Sorry for that digression, but I do think it's important.
But let's, since we're trying to squeeze many centuries of human development into a tiny amount of time,
take us from the Renaissance to the Enlightenment, which when I was a kid, I always used to think that they were the same thing,
but they're clearly very, very different things.
But the humanist strand continues through there.
It does. And there's a whole kind of meandering.
I mean, there's a, there are periods between those two, which are very interesting as well.
but I do think it's, I do quite sort of think jumping to the Enlightenment is not a bad idea
because that's when you start to see, certainly you start to see the rise of scientific thinking.

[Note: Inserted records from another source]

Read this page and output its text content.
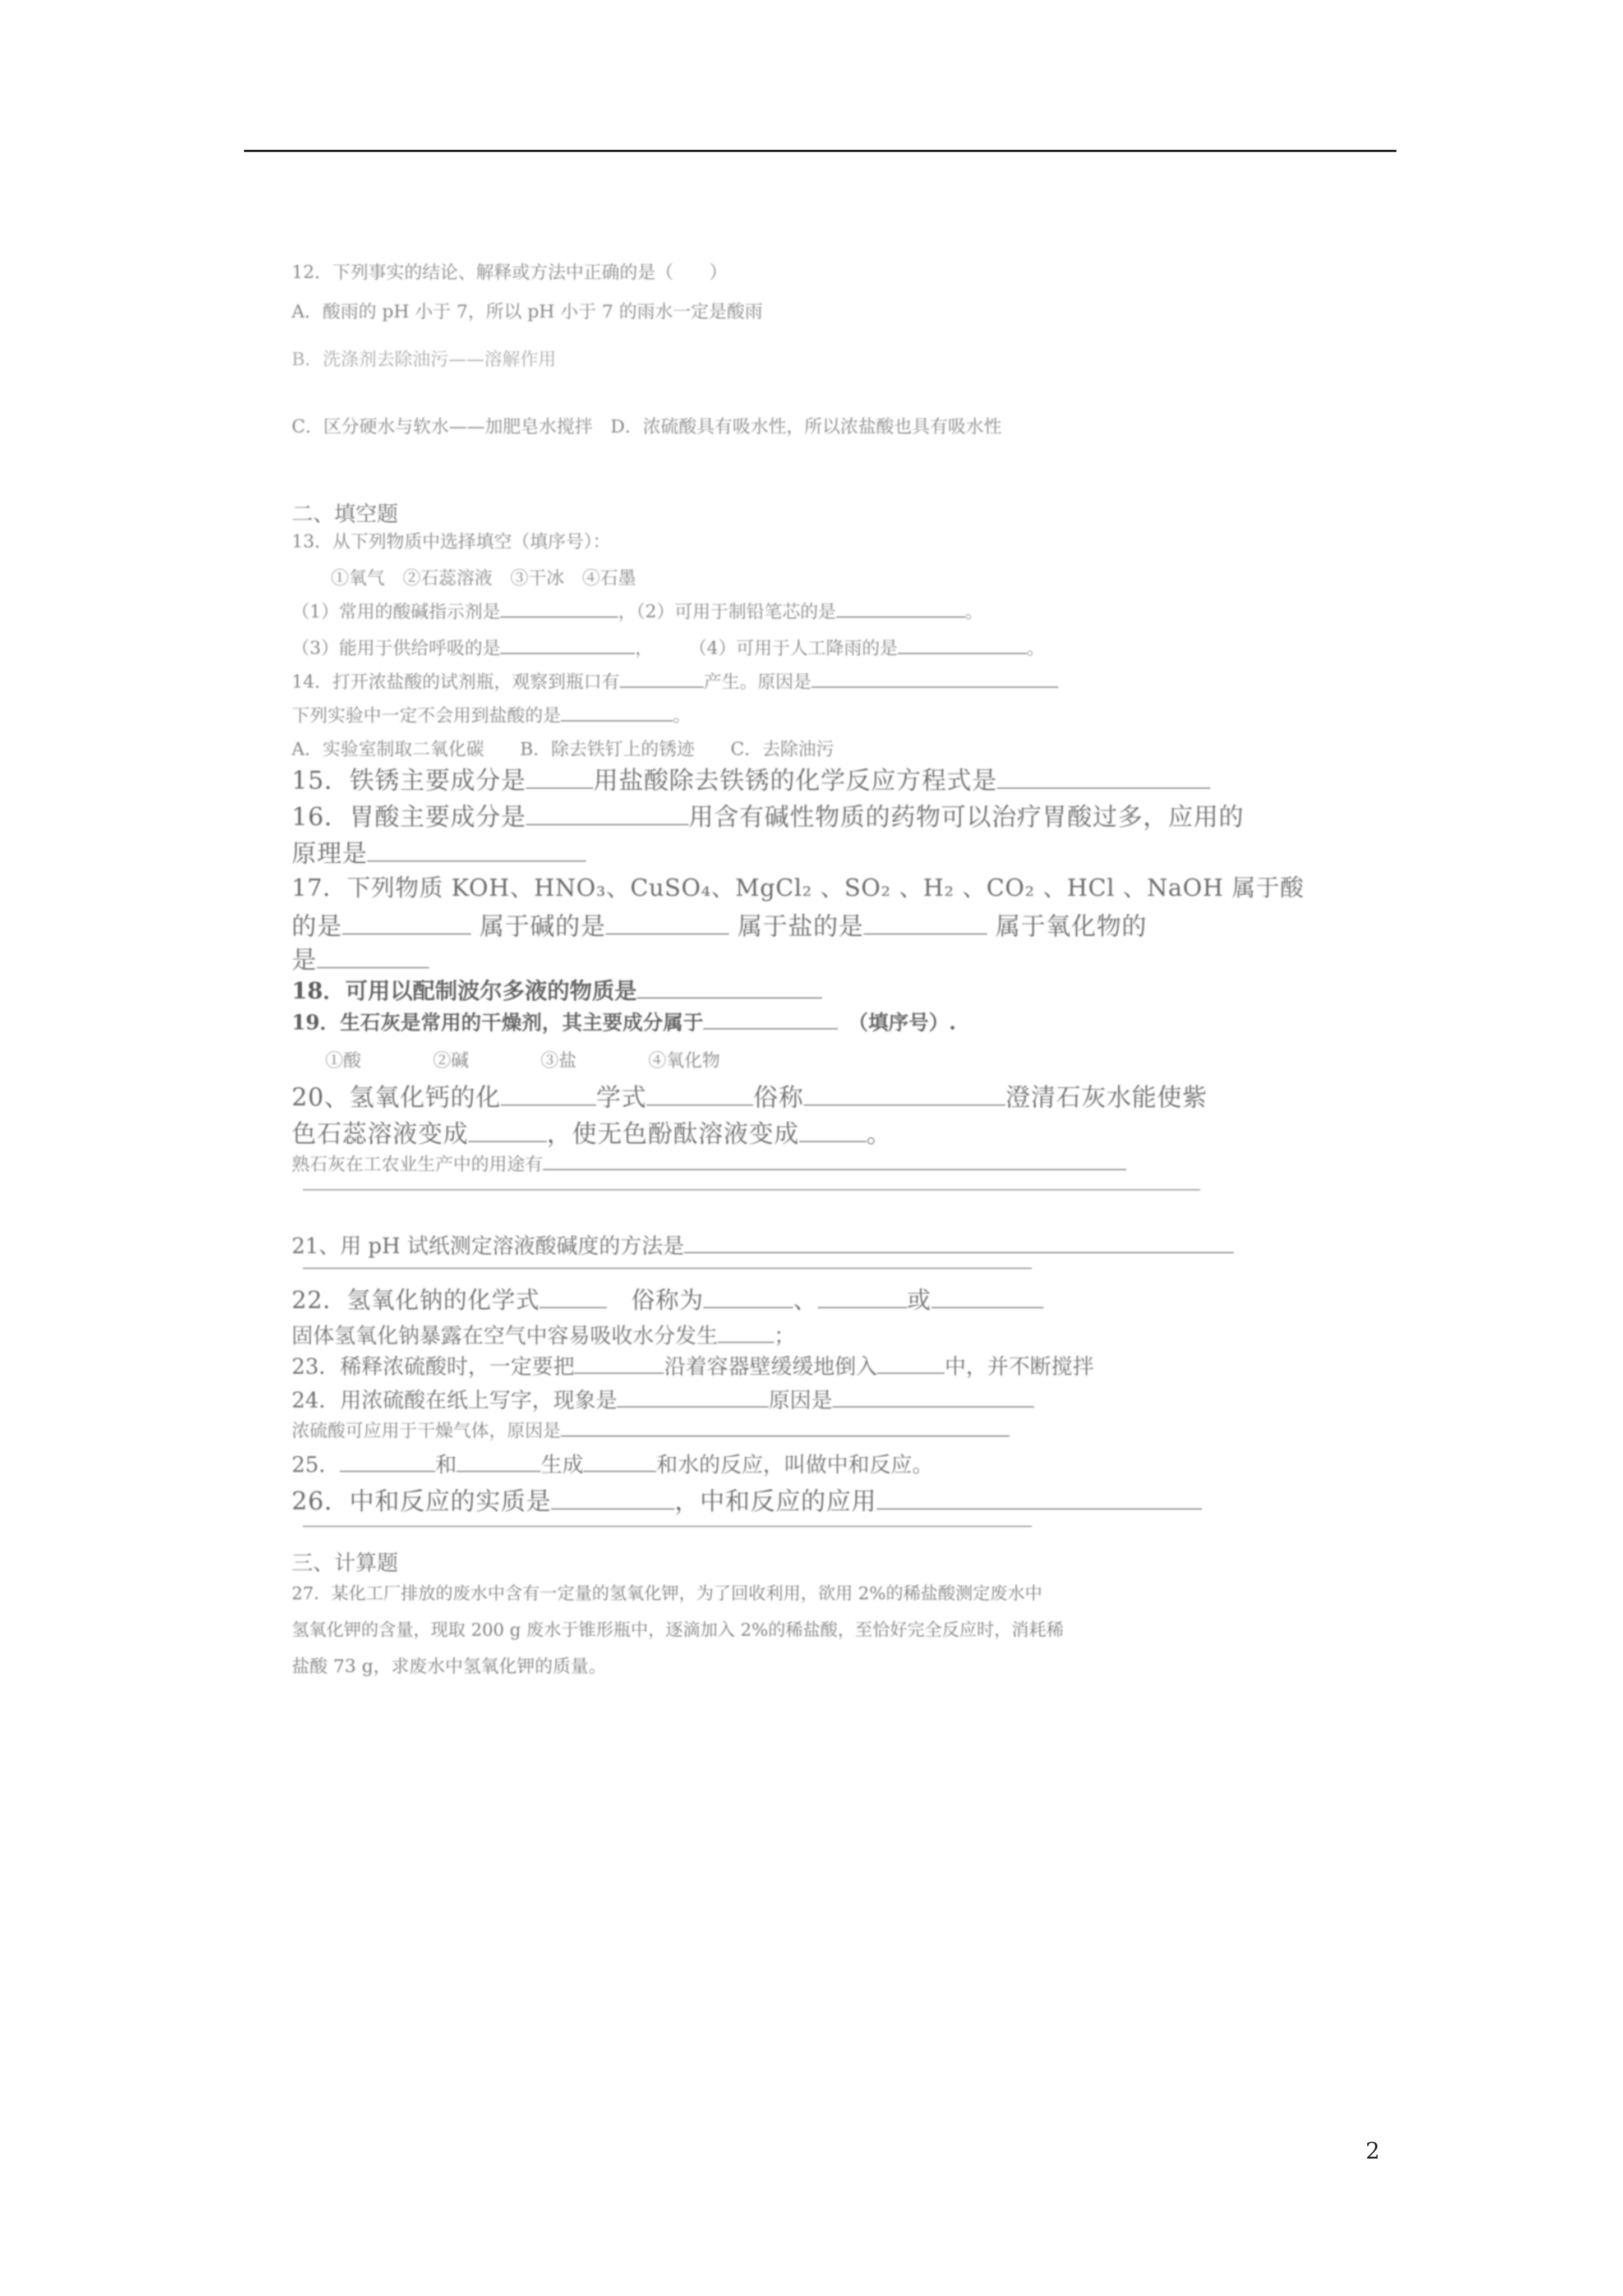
12．下列事实的结论、解释或方法中正确的是（　　）
A．酸雨的 pH 小于 7，所以 pH 小于 7 的雨水一定是酸雨
B．洗涤剂去除油污——溶解作用
C．区分硬水与软水——加肥皂水搅拌　 D．浓硫酸具有吸水性，所以浓盐酸也具有吸水性
二、填空题
13．从下列物质中选择填空（填序号）：
①氧气　②石蕊溶液　③干冰　④石墨
（1）常用的酸碱指示剂是	，（2）可用于制铅笔芯的是	。
（3）能用于供给呼吸的是	，　　　（4）可用于人工降雨的是	。
14．打开浓盐酸的试剂瓶，观察到瓶口有	产生。原因是
下列实验中一定不会用到盐酸的是	。
A．实验室制取二氧化碳　　B．除去铁钉上的锈迹　　C．去除油污
15．铁锈主要成分是	用盐酸除去铁锈的化学反应方程式是
16．胃酸主要成分是	用含有碱性物质的药物可以治疗胃酸过多，应用的
原理是
17．下列物质 KOH、HNO₃、CuSO₄、MgCl₂ 、SO₂ 、H₂ 、CO₂ 、HCl 、NaOH 属于酸
的是	属于碱的是	属于盐的是	属于氧化物的
是
18．可用以配制波尔多液的物质是
19．生石灰是常用的干燥剂，其主要成分属于　	（填序号）.
①酸　　　　②碱　　　　③盐　　　　④氧化物
20、氢氧化钙的化	学式	俗称	澄清石灰水能使紫
色石蕊溶液变成	，使无色酚酞溶液变成	。
熟石灰在工农业生产中的用途有
21、用 pH 试纸测定溶液酸碱度的方法是
22．氢氧化钠的化学式　	俗称为	、	或
固体氢氧化钠暴露在空气中容易吸收水分发生	；
23．稀释浓硫酸时，一定要把	沿着容器壁缓缓地倒入	中，并不断搅拌
24．用浓硫酸在纸上写字，现象是	原因是
浓硫酸可应用于干燥气体，原因是
25．	和	生成	和水的反应，叫做中和反应。
26．中和反应的实质是	，中和反应的应用
三、计算题
27．某化工厂排放的废水中含有一定量的氢氧化钾，为了回收利用，欲用 2%的稀盐酸测定废水中
氢氧化钾的含量，现取 200 g 废水于锥形瓶中，逐滴加入 2%的稀盐酸，至恰好完全反应时，消耗稀
盐酸 73 g，求废水中氢氧化钾的质量。
2
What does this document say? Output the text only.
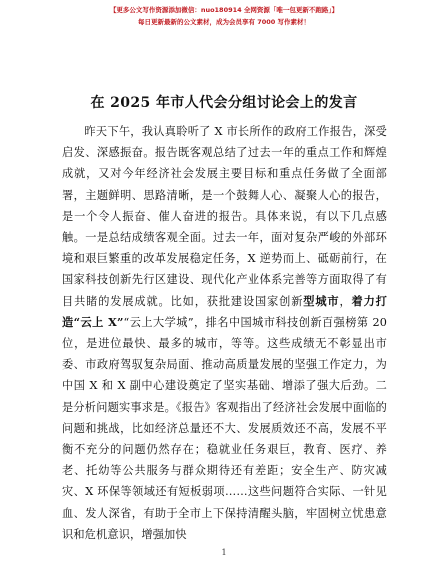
【更多公文写作资源添加微信：nuo180914 全网资源「唯一包更新不跑路」】
每日更新最新的公文素材，成为会员享有 7000 写作素材！
在 2025 年市人代会分组讨论会上的发言

昨天下午，我认真聆听了 X 市长所作的政府工作报告，深受启发、深感振奋。报告既客观总结了过去一年的重点工作和辉煌成就，又对今年经济社会发展主要目标和重点任务做了全面部署，主题鲜明、思路清晰，是一个鼓舞人心、凝聚人心的报告，是一个令人振奋、催人奋进的报告。具体来说，有以下几点感触。一是总结成绩客观全面。过去一年，面对复杂严峻的外部环境和艰巨繁重的改革发展稳定任务，X 逆势而上、砥砺前行，在国家科技创新先行区建设、现代化产业体系完善等方面取得了有目共睹的发展成就。比如，获批建设国家创新型城市，着力打造“云上 X”“云上大学城”，排名中国城市科技创新百强榜第 20 位，是进位最快、最多的城市，等等。这些成绩无不彰显出市委、市政府驾驭复杂局面、推动高质量发展的坚强工作定力，为中国 X 和 X 副中心建设奠定了坚实基础、增添了强大后劲。二是分析问题实事求是。《报告》客观指出了经济社会发展中面临的问题和挑战，比如经济总量还不大、发展质效还不高，发展不平衡不充分的问题仍然存在；稳就业任务艰巨，教育、医疗、养老、托幼等公共服务与群众期待还有差距；安全生产、防灾减灾、X 环保等领域还有短板弱项……这些问题符合实际、一针见血、发人深省，有助于全市上下保持清醒头脑，牢固树立忧患意识和危机意识，增强加快

1
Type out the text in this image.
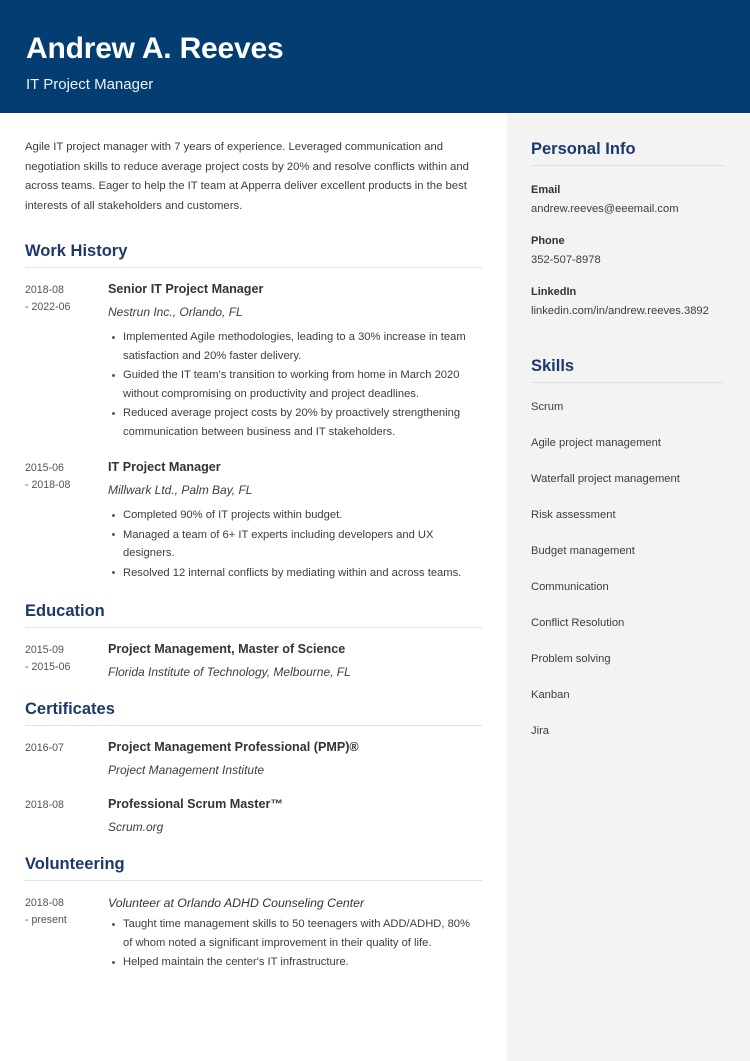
Andrew A. Reeves
IT Project Manager
Agile IT project manager with 7 years of experience. Leveraged communication and negotiation skills to reduce average project costs by 20% and resolve conflicts within and across teams. Eager to help the IT team at Apperra deliver excellent products in the best interests of all stakeholders and customers.
Work History
2018-08
- 2022-06
Senior IT Project Manager
Nestrun Inc., Orlando, FL
Implemented Agile methodologies, leading to a 30% increase in team satisfaction and 20% faster delivery.
Guided the IT team's transition to working from home in March 2020 without compromising on productivity and project deadlines.
Reduced average project costs by 20% by proactively strengthening communication between business and IT stakeholders.
2015-06
- 2018-08
IT Project Manager
Millwark Ltd., Palm Bay, FL
Completed 90% of IT projects within budget.
Managed a team of 6+ IT experts including developers and UX designers.
Resolved 12 internal conflicts by mediating within and across teams.
Education
2015-09
- 2015-06
Project Management, Master of Science
Florida Institute of Technology, Melbourne, FL
Certificates
2016-07	Project Management Professional (PMP)®
Project Management Institute
2018-08	Professional Scrum Master™
Scrum.org
Volunteering
2018-08
- present
Volunteer at Orlando ADHD Counseling Center
Taught time management skills to 50 teenagers with ADD/ADHD, 80% of whom noted a significant improvement in their quality of life.
Helped maintain the center's IT infrastructure.
Personal Info
Email
andrew.reeves@eeemail.com
Phone
352-507-8978
LinkedIn
linkedin.com/in/andrew.reeves.3892
Skills
Scrum
Agile project management
Waterfall project management
Risk assessment
Budget management
Communication
Conflict Resolution
Problem solving
Kanban
Jira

So we're talking 18th century.
There's a kind of long enlightenment that's that sometimes is traced back to the 17th century
and various philosophers and scientists, of course, very much that were beginning to, you know,
revolutionize science in that era.
But the height of it was the,
18th century and one strand is using reason, using scientific method, being, having a great
belief in the power of that. But the thing that I think is specifically humanistic about that is that
it's having a belief in the power of that to improve human lives, to improve human well-being,
and the fact that they wanted to foreground that question of human well-being. So one of the
figures that leaps out and that is Voltaire,
the great figure of the Enlightenment,
who really believed that we should do everything that we can to,
instead of sort of trying to find ways of justifying
by reference to some divine principle,
the fact of human suffering,
we should actually do what we can to,
of course, you can never banish human suffering at all,
but to reduce it and to minima,
to make it a little bit less widespread than it is
or to provide ways of sort of, well, yeah,
just making the be less suffering.
He was very famously very shocked by the earthquake.
This is sort of the earthquake in Lisbon of 1755,
which shocked a lot of people around Europe in.
physically.
Yeah.
Of course.
But I mean, it actually was felt as far afield as like Sweden and Scotland.
They could feel this earthquake from Portugal.
Of course, the destruction in Lisbon and around it was absolutely horrific.
And so many people died either instantly or because of the fires and just civic breakdown that followed.
Voltaire wrote several things, most famously condescary.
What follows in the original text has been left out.